Sur CloneWeb, on n’aime pas vraiment les remakes. Les exemples récents, qu’ils reprennent un « vieux » film culte comme Total Recall ou qu’ils américanisent des films venus d’ailleurs (Old Boy) sont là pour démontrer qu’il vaut mieux préférer l’original. Mais sur CloneWeb, nous aimons aussi être contredits, nous apprécions que nos gouts sont remis en question. RoboCop de Jose Padilha fait partie de ses films là.
Loin d’être un chef d’œuvre comparable au film de Paul Verhoeven, cette nouvelle version du flic robotisé de Detroit est truffée de bonnes idées.
RoboCop reprend la trame globale de son ainé : un flic blessé, transformé en robot humanoïde pour être maintenu en vie devient un flic de choc. La comparaison pourrait presque s’arrêter là tant le film fait un choix payant : celui de s’éloigner de l’original pour créer son propre univers et raconter sa propre histoire.
Le film s’ouvre sur Samuel L. Jackson en animateur de télévision. Sur un plateau high-tech il explique le bien fondé de l’utilisation des robots, dont l’armée américaine se sert au Moyen Orient. Le reportage montre des ED209 contrôlant la population de ce qui pourrait être l’Afghanistan. Propagande militaire américaine oblige, les images s’arrêteront lorsqu’un des robots prendra pour cible un petit garçon. Très caricaturaux et à prendre avec le second degré voulu, l’émission n’est pas sans rappeler les flash de Starship Troopers.
L’émission télé permet de remettre les choses dans le contexte et nous présenter l’univers du film mais démontre aussi que, dès l’introduction, le film n’est pas la bêtise qu’on s’attendait à visionner. L’univers, lui, n’est pas celui d’un Detroit rongé par le crime et géré par une police privée. Nous sommes dans un futur proche, post-11 septembre, ultra-connecté mais dont les avancées technologiques semblent réalistes. On peut donc facilement s’identifier à la population, qui n’est autre que nous-même dans quelques années.

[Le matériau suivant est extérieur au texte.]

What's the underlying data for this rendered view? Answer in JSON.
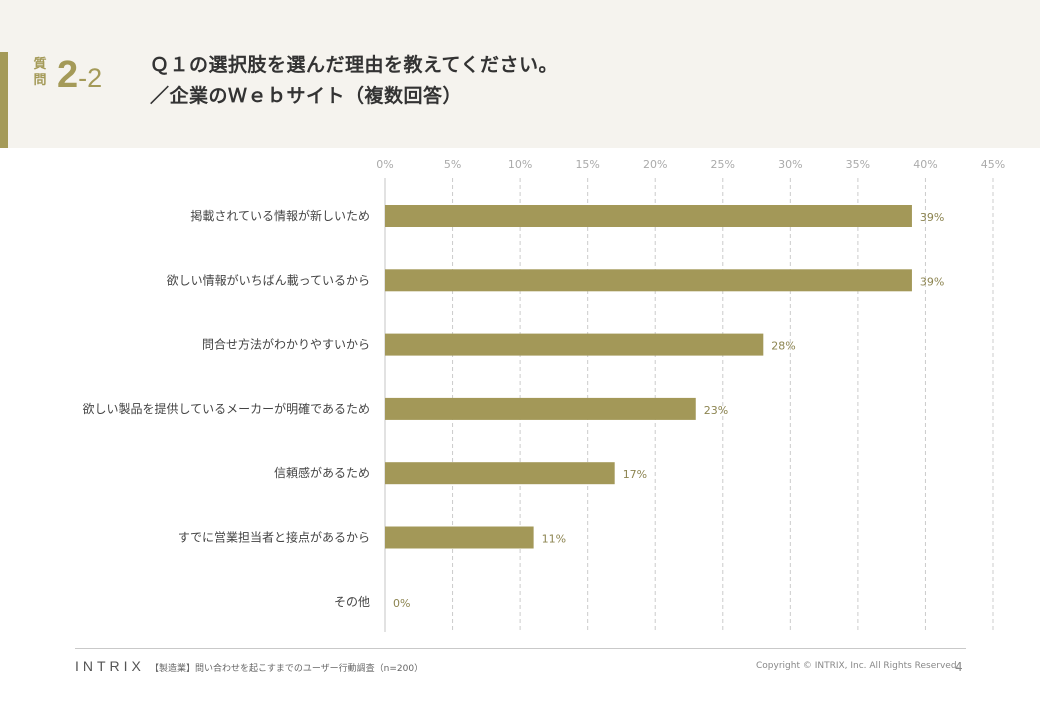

Alex Murphy, lui, n’a pas de partenaire féminine mais un homme avec qui il a entamé une enquête sur un trafic d’armes. Il a également une famille, une femme et un fils qui auront une place importante dans l’histoire. Et il sera gravement blessé, brulé par l’explosion de sa voiture. Transformé en RoboCop, il se réveille dans un laboratoire en Chine (oui, RoboCop est littéralement « made in China »), il découvre son nouveau corps, ses possibilités, mais contrairement à Peter Weller dans le film de Verhoeven a conservé sa mémoire, ses souvenirs et ses sensations. Exit l’idée du héros lobotomisé qui va se rappeler par flash qui il était avant la transformation. Joel Kinnaman incarne (très bien) une version moderne, qui va revivre son accident.
Grâce à sa relation avec le scientifique incarné par Gary Oldman qui l’a conçu, RoboCop va prendre le temps de découvrir ce qu’il est devenu. Et le spectateur se retrouve face à une longue origin story, très longue intro avant le passage à l’action, dans lequel il est invité à réfléchir sur la place du robot dans une société moderne. Murphy est conçu comme un produit contemporain, complétement pensé par des équipes marketing qui réfléchissent derrière des bureaux comme ils le feraient pour un smartphone, n’hésitant pas à vouloir jongler sur ses sentiments, son âme et ses pensées comme s’il suffisait de tourner des boutons. Evidemment, les réactions du héros et son comportement vis à vis de ses « réglages » sont là pour dénoncer aussi cette société où tout est marketé au dépend de l’humain et de la famille.
Le film n’est pas sans défauts évidemment. Il manque clairement d’envergure, le final est loin d’être extraordinaire et quelques facilités scénaristiques ponctuent le récit. Mais il s’en dégage une ambiance intéressante qui nous permet de passer outre. On reprochera quand même le design noir de l’armure assez laid, voulant s’éloigner de l’original et le faisant mal.
Jose Padilha livre des scènes de bonne facture et multiplie les idées de mises en scène dont celle d’une fusillade pratiquement filmée dans le noir ou un incroyable et très osé passage où Murphy découvre ce qui reste de son corps. Le réalisateur, au début du tournage, s’était plaint de sa relation avec le studio, déclarant que son travail était comparable « à l’enfer » et que sur « dix idées proposées, neuf partent à la poubelle ». Il semble néanmoins avoir tenu le choc jusqu’au bout et on ne peut que s’interroger sur ce qu’aurait donné le film s’il avait eu les coudées franches.
Fallait-il un remake à RoboCop de Paul Verhoeven ? Certainement pas. Mais tant qu’à en faire un quand même, autant le faire bien, ce à quoi Padilha est parvenu. Cette version ne restera pas dans les mémoires mais elle permet de passer un bon moment de cinéma.